The dew underfoot. The huddle of community. The warming rum. The dark.
And the long unwavering notes of The Last Post that peal into the reverent air.
We stand there in the throng and remember the savagery of war, the sacrifice for our freedom and the scars our country bears, acknowledged on the breasts of generation after generation.
It's a church service for war, sacrifice and tragedy.
What I love are the stories that surface of men and women of faith who served our country.
As they served, God served their needs - in the trenches, on hospital stretchers, in their darkest hours.
This year The Bible Society has released a book and website that tells profound true stories of service men and women who relied on God through the grisly bits.
They all died - some during and some after the respective battles. Most were not saved the torturous details of war.
But all found comfort and hope in the pages of their Bibles.
Some more literally than others.
Lance Corporal P.J. Davies was digging and laying telephone cables in Belgium near the German border in 1917 when two large shells exploded nearby.
One of his fellow soldiers was killed, two were wounded and Lance Corporal Davies suffered severe shrapnel wounds to the back of his legs and arms.
He was transported to a London hospital for surgery.
When the 20-year-old reached for his Bible the next morning, he found it in the usual place: the top, left-hand pocket of his tunic. But its shape was altered somewhat, caved-in and distorted.
When he opened the small New Testament volume, he discovered a piece of shrapnel buried in its pages.
A surgeon standing at the soldier's bedside said, "You've been saved by that New Testament! If the stiff back cover hadn't stopped the shrapnel, it would have entered your heart."

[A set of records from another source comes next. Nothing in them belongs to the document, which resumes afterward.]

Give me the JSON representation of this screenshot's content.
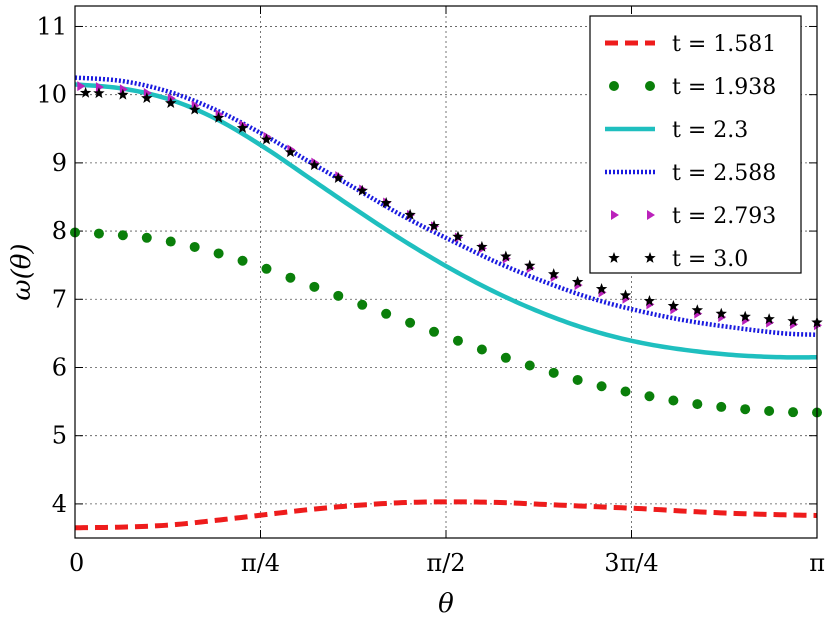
{
  "chart_data": {
    "type": "line",
    "title": "",
    "xlabel": "θ",
    "ylabel": "ω(θ)",
    "xlim": [
      0,
      3.14159
    ],
    "ylim": [
      3.5,
      11.3
    ],
    "grid": true,
    "legend_position": "top-right",
    "x_ticks": [
      {
        "value": 0,
        "label": "0"
      },
      {
        "value": 0.7854,
        "label": "π/4"
      },
      {
        "value": 1.5708,
        "label": "π/2"
      },
      {
        "value": 2.3562,
        "label": "3π/4"
      },
      {
        "value": 3.14159,
        "label": "π"
      }
    ],
    "y_ticks": [
      {
        "value": 4,
        "label": "4"
      },
      {
        "value": 5,
        "label": "5"
      },
      {
        "value": 6,
        "label": "6"
      },
      {
        "value": 7,
        "label": "7"
      },
      {
        "value": 8,
        "label": "8"
      },
      {
        "value": 9,
        "label": "9"
      },
      {
        "value": 10,
        "label": "10"
      },
      {
        "value": 11,
        "label": "11"
      }
    ],
    "series": [
      {
        "name": "t = 1.581",
        "color": "#ee1c1c",
        "style": "dashed",
        "x": [
          0,
          0.2,
          0.4,
          0.6,
          0.8,
          1.0,
          1.2,
          1.4,
          1.6,
          1.8,
          2.0,
          2.2,
          2.4,
          2.6,
          2.8,
          3.0,
          3.14159
        ],
        "y": [
          3.65,
          3.66,
          3.69,
          3.76,
          3.84,
          3.92,
          3.98,
          4.02,
          4.03,
          4.02,
          3.99,
          3.96,
          3.93,
          3.89,
          3.86,
          3.84,
          3.83
        ]
      },
      {
        "name": "t = 1.938",
        "color": "#0a7f0a",
        "style": "dots",
        "x": [
          0,
          0.2,
          0.4,
          0.6,
          0.8,
          1.0,
          1.2,
          1.4,
          1.6,
          1.8,
          2.0,
          2.2,
          2.4,
          2.6,
          2.8,
          3.0,
          3.14159
        ],
        "y": [
          7.98,
          7.94,
          7.85,
          7.68,
          7.46,
          7.2,
          6.94,
          6.68,
          6.42,
          6.17,
          5.95,
          5.75,
          5.6,
          5.48,
          5.4,
          5.35,
          5.34
        ]
      },
      {
        "name": "t = 2.3",
        "color": "#1fbfbf",
        "style": "solid",
        "x": [
          0,
          0.2,
          0.4,
          0.6,
          0.8,
          1.0,
          1.2,
          1.4,
          1.6,
          1.8,
          2.0,
          2.2,
          2.4,
          2.6,
          2.8,
          3.0,
          3.14159
        ],
        "y": [
          10.15,
          10.09,
          9.93,
          9.64,
          9.23,
          8.76,
          8.29,
          7.84,
          7.43,
          7.07,
          6.77,
          6.53,
          6.36,
          6.25,
          6.18,
          6.15,
          6.15
        ]
      },
      {
        "name": "t = 2.588",
        "color": "#1a1adf",
        "style": "dotted",
        "x": [
          0,
          0.2,
          0.4,
          0.6,
          0.8,
          1.0,
          1.2,
          1.4,
          1.6,
          1.8,
          2.0,
          2.2,
          2.4,
          2.6,
          2.8,
          3.0,
          3.14159
        ],
        "y": [
          10.25,
          10.2,
          10.04,
          9.77,
          9.41,
          9.0,
          8.6,
          8.2,
          7.85,
          7.52,
          7.24,
          7.0,
          6.82,
          6.68,
          6.58,
          6.5,
          6.48
        ]
      },
      {
        "name": "t = 2.793",
        "color": "#bb22bb",
        "style": "triangles",
        "x": [
          0,
          0.2,
          0.4,
          0.6,
          0.8,
          1.0,
          1.2,
          1.4,
          1.6,
          1.8,
          2.0,
          2.2,
          2.4,
          2.6,
          2.8,
          3.0,
          3.14159
        ],
        "y": [
          10.13,
          10.08,
          9.95,
          9.72,
          9.4,
          9.03,
          8.64,
          8.27,
          7.94,
          7.63,
          7.36,
          7.13,
          6.95,
          6.81,
          6.71,
          6.64,
          6.62
        ]
      },
      {
        "name": "t = 3.0",
        "color": "#000000",
        "style": "stars",
        "x": [
          0,
          0.2,
          0.4,
          0.6,
          0.8,
          1.0,
          1.2,
          1.4,
          1.6,
          1.8,
          2.0,
          2.2,
          2.4,
          2.6,
          2.8,
          3.0,
          3.14159
        ],
        "y": [
          10.03,
          10.0,
          9.88,
          9.67,
          9.36,
          8.99,
          8.62,
          8.27,
          7.95,
          7.66,
          7.4,
          7.18,
          7.0,
          6.86,
          6.76,
          6.69,
          6.66
        ]
      }
    ]
  }
}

The shrapnel stopped not far from Ephesians Chapter 6:16-17, which reads: "Above all taking the shield of faith wherewith ye shall be able to quench all the fiery darts of the wicked. And take the helmet of salvation and the sword of the Spirit, which is the Word of God."
Boom. What a story, huh?
Lance Corporal Davies died in 1972, but his son Richard, now 92 years old, still has that Bible and has lent it to the Bible Society as part of the organisation's 2015 exhibition.
Not all Bibles will save their owners in such an illustrious way.

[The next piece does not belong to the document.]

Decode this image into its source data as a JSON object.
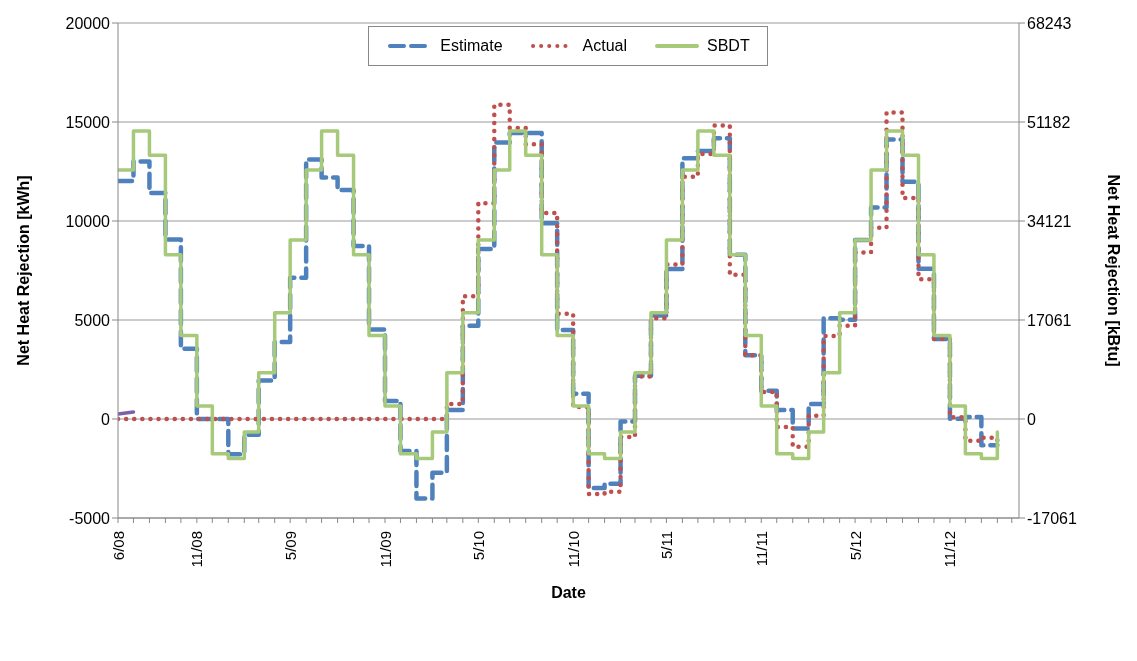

But, as the Ephesians verse that stood up to the blast shrapnel says, evil does not have the last say.
All the "fiery darts of the wicked" - whether they are tangible weapons or darts of malice and hatred - have no place in the flesh of faith.

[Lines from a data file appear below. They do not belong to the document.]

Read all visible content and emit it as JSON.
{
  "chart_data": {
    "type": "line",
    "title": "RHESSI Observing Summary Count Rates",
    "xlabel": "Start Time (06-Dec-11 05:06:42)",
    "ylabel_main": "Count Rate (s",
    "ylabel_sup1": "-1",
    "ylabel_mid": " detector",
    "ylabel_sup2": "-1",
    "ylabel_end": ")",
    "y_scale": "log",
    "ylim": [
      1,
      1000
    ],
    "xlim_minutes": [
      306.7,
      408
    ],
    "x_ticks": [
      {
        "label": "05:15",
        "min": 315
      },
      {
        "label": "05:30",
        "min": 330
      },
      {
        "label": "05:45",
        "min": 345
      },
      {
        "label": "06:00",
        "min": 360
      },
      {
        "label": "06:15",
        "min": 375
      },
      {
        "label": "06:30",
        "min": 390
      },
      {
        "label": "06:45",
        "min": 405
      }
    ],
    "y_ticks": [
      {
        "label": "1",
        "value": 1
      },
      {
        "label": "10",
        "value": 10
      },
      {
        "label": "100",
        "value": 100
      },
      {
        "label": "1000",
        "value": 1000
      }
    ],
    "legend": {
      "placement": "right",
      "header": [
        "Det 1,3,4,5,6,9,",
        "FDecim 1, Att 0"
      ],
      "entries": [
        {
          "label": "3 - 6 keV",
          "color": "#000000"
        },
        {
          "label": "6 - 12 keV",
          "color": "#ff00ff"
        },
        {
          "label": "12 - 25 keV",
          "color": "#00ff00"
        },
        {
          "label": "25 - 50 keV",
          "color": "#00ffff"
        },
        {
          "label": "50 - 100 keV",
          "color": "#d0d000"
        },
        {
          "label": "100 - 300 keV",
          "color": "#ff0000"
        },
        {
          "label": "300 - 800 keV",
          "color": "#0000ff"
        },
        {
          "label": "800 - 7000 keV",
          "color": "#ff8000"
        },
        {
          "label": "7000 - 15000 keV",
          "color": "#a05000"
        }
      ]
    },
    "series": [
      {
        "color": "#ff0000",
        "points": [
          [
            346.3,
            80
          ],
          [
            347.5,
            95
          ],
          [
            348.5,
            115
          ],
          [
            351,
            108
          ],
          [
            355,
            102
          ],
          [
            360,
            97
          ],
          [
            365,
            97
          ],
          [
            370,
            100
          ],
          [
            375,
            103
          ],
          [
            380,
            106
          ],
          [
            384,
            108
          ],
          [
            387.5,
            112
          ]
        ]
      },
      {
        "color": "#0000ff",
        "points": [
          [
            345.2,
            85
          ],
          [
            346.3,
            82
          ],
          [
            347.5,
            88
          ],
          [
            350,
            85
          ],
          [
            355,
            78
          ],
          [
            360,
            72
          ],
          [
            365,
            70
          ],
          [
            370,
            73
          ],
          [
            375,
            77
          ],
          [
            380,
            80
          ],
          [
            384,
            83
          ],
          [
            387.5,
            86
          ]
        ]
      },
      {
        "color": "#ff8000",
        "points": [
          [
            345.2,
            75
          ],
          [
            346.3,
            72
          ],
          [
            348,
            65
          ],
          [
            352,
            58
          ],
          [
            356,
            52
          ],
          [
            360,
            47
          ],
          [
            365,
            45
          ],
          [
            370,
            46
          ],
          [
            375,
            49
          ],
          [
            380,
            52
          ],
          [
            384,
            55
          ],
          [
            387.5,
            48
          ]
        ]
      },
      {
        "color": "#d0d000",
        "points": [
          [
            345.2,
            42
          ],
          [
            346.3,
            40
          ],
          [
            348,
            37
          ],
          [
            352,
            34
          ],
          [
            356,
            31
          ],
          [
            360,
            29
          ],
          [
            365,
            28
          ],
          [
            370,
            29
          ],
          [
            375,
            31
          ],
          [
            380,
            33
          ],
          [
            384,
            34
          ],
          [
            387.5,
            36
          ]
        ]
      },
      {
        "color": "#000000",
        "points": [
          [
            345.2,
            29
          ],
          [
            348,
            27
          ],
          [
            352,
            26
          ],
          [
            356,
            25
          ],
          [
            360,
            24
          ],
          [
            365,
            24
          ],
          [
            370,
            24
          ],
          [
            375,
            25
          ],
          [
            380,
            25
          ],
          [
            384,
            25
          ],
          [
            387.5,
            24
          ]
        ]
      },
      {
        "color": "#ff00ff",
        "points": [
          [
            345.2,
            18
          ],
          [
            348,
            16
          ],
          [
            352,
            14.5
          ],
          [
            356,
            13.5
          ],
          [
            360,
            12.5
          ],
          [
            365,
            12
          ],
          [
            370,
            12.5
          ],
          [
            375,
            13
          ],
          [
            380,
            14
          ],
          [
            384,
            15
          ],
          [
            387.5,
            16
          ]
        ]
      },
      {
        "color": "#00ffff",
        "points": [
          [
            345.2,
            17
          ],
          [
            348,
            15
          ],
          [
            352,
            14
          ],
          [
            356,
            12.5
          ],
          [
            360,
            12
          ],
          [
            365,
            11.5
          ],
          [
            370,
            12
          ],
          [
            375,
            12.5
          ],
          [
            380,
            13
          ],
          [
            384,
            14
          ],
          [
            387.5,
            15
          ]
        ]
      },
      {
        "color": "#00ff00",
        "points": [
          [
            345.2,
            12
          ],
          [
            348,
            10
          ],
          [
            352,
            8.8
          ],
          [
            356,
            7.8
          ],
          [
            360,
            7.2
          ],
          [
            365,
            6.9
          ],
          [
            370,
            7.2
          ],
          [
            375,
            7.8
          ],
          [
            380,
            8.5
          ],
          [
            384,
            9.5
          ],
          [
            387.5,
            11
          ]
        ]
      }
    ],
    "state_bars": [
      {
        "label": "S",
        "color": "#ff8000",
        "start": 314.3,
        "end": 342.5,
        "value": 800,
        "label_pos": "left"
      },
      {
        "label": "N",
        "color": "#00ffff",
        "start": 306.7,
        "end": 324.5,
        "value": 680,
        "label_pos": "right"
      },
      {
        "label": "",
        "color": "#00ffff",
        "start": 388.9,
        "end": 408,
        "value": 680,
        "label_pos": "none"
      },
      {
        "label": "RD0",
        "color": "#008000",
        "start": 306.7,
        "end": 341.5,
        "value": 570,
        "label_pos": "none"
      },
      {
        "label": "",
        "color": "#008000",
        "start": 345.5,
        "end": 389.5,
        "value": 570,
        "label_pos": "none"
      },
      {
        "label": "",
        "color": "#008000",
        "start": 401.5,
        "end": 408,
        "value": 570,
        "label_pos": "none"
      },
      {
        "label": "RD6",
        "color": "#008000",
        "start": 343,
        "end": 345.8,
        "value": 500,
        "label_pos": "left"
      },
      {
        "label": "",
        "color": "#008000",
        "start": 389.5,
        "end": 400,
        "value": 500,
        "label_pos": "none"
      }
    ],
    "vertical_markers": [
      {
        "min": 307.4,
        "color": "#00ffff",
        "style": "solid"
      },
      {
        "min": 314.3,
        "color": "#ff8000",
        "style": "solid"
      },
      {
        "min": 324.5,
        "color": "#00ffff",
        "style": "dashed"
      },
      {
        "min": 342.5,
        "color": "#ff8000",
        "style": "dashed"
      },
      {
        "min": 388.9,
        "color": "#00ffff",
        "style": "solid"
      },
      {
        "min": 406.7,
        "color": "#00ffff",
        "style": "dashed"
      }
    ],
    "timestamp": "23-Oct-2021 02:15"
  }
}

I know that many an Aussie digger took refuge in the knowledge that his or her body could be riddled with the bullets of the enemy, but nothing could separate them from the love of God.
The enemy could separate them from the world, but not from God.
As I read these moving stories of bravery, it seems their reality couldn't be further removed from my own. Yet their legacy speaks a simple truth.
Sometimes it takes a war, a time of intense hardship, to open our eyes to God's presence.
But it doesn't have to. God is all around us, he doesn't wear camouflage!
During the dawn service on Saturday when you feel your spirit heave and your spine prickle, I hope you'll open your heart to the possibility that God can help you through your modern-day wars too.